Arts Publications
Topic: RSS FeedGender Outlaw: On Men, Women, and the Rest of Us
ArtForum, April, 1995 by Allucquere Rosanne Stone
Why was I so happy? Merely because we are privileged to witness a rare watershed, the first mainstream book by a transgendered person to tackle issues of performance, gender, and sexuality from a specifically transgendered positionality. As such, it has the potential to explode many of the tired stereotypes of transgender. Its promise is its ability to reach beyond preaching to the already converted and to the gender bigots who will never be converted. Kate Bornstein is writing about "the rest of us" - those who do not accept the facticity of naturalized gender as part of nature, and who are ready to question at the root the way identity is formed in post-Enlightenment Western culture. This project begins perhaps with gender as the common coin of the body's cultural intelligibility, but eventually must extend that inquiry to every facet of subject construction. Thus Bornstein's book is the barest tip of the iceberg. Much of the iceberg is made up of a growing and increasingly visible number of transgendered authors, students, and scholars who, in contravention to the outworn image of transsexuals as people overcome with mindless longing to possess the "body" of the "opposite sex," have gone out to play in traffic - the traffic in the boundaries of gender, sexuality, and desire, in the unlicensed borderlands of personal identity. Their play reveals the radical artifice of gender, and by their visibility they foreground the busy and far-from-empty territory between the minuscule poles of gender and sexuality that our culture determinedly labels "man" and "woman." This forbidden zone, in all its forms, has been subjected to the most massively effective magic our civilization knows: the magic of bigotry, of organized religion, of ignorance and fear - which, like the magic of racism, is strong enough to make forbidden territory literally disappear. Except, of course, to those who live within it.
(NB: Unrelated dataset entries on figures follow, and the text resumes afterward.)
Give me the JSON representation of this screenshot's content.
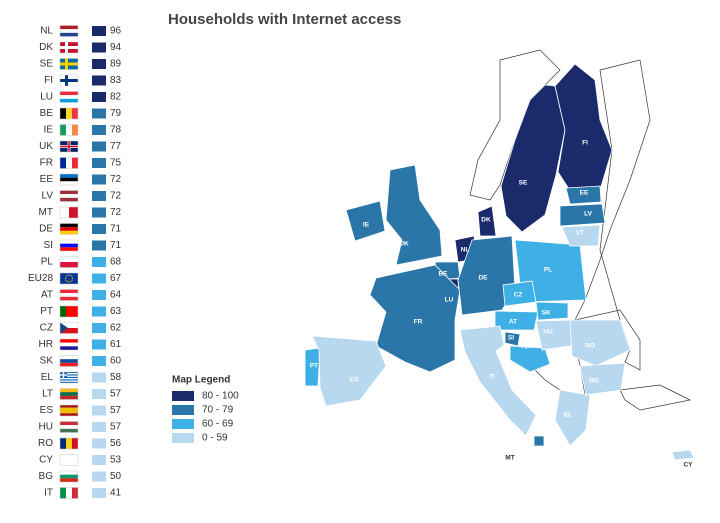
{
  "title": "Households with Internet access",
  "countries": [
    {
      "code": "NL",
      "value": 96
    },
    {
      "code": "DK",
      "value": 94
    },
    {
      "code": "SE",
      "value": 89
    },
    {
      "code": "FI",
      "value": 83
    },
    {
      "code": "LU",
      "value": 82
    },
    {
      "code": "BE",
      "value": 79
    },
    {
      "code": "IE",
      "value": 78
    },
    {
      "code": "UK",
      "value": 77
    },
    {
      "code": "FR",
      "value": 75
    },
    {
      "code": "EE",
      "value": 72
    },
    {
      "code": "LV",
      "value": 72
    },
    {
      "code": "MT",
      "value": 72
    },
    {
      "code": "DE",
      "value": 71
    },
    {
      "code": "SI",
      "value": 71
    },
    {
      "code": "PL",
      "value": 68
    },
    {
      "code": "EU28",
      "value": 67
    },
    {
      "code": "AT",
      "value": 64
    },
    {
      "code": "PT",
      "value": 63
    },
    {
      "code": "CZ",
      "value": 62
    },
    {
      "code": "HR",
      "value": 61
    },
    {
      "code": "SK",
      "value": 60
    },
    {
      "code": "EL",
      "value": 58
    },
    {
      "code": "LT",
      "value": 57
    },
    {
      "code": "ES",
      "value": 57
    },
    {
      "code": "HU",
      "value": 57
    },
    {
      "code": "RO",
      "value": 56
    },
    {
      "code": "CY",
      "value": 53
    },
    {
      "code": "BG",
      "value": 50
    },
    {
      "code": "IT",
      "value": 41
    }
  ],
  "legend": {
    "title": "Map Legend",
    "items": [
      {
        "label": "80 - 100",
        "range": [
          80,
          100
        ],
        "color": "#1b2a6b"
      },
      {
        "label": "70 - 79",
        "range": [
          70,
          79
        ],
        "color": "#2a76a8"
      },
      {
        "label": "60 - 69",
        "range": [
          60,
          69
        ],
        "color": "#3fb0e6"
      },
      {
        "label": "0 - 59",
        "range": [
          0,
          59
        ],
        "color": "#b8d8f0"
      }
    ]
  }
}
Bornstein's approach is personal and idiosyncratic. She writes her life in its rich ambiguity and contradiction, providing photographs of her bar mitzvah when she was a nice Jewish boy in New York, expressing her early doubts about her gender identity and later her fears and hard questions. She emerges from this frank and complex account as a cyborg for our time - an assemblage of lives, remorselessly reflexive, critically aware of social performance and self-performance, prepared to strike their sets and move on to new territory whenever appropriate. Hers is the nonlinear, mobile, and situated subjectivity that Gregory Ulmer implies as the product of the project of Chorography, where traditional method collides with hypertext and explodes into new configurations. "Speaking, my accent still echoes this chameleon quality - you can hear in me traces of New Jersey, New York, Toronto, Alabama, California, Philadelphia, and London by way of Saskatoon." Likewise with the cultural and conceptual loci that have written themselves into her body and that speak through her and upon her in their rich and terrible diversity. It is a journey that evinces in Bornstein a gentle humor and relatively quiet reflection - that is, for a raging performance artist.
As part of her work, Bornstein catalogues the arsenal of possible weapons in what she considers (perhaps, and it's a complex perhaps) to be the war to end all gender. She dismisses the once-radical use of androgyny as a tool in this war as no more than a reification of binarism: "Androgyny assumes that there's male stuff on one side of a spectrum, and female stuff on another . . . and somewhere in the middle of this straight line, there's an ideal blend of 'male' and 'female.' However, by saying there's a 'middle,' androgyny really keeps the opposites in place. . . . Androgyny could be seen as a trope of the bipolar gender system, as it further establishes the idea of two-and-only-two-genders." She identifies the pervasive misunderstanding of the nature of the "war" between the "sexes" and reframes it as the class struggle that better explains its peculiar nature: "Gender struggles have historically failed to reach their goals, whereas class conflicts have historically had some degree of success. . . . It's time to call the persistent clash of genders what it really is: a class conflict within a dangerously invisible and pervasive cult-like class system. Gender is indeed a group, a club, a church - but it operates as a class system, pervasively, throughout the culture." From this understanding of transsexuals as an oppressed minority and gender as veiled class, it is a simple transition to the logical next step: "The dynamic of transsexualism today is the dynamic of an oppressed people faced with no alternative to forced assimilation into a culture that would rather see them dead. The response to this oppression is the rise of individual transsexuals who resist this. The successful methods by which the resistance will occur is unpredictable, even to the gender rebels themselves." From this declaration it is merely a short step to the necessary outcome of such a progressus: for transsexuals to identify themselves as a class within the ongoing discourses of class and race, and to act as such, in solidarity and common purpose.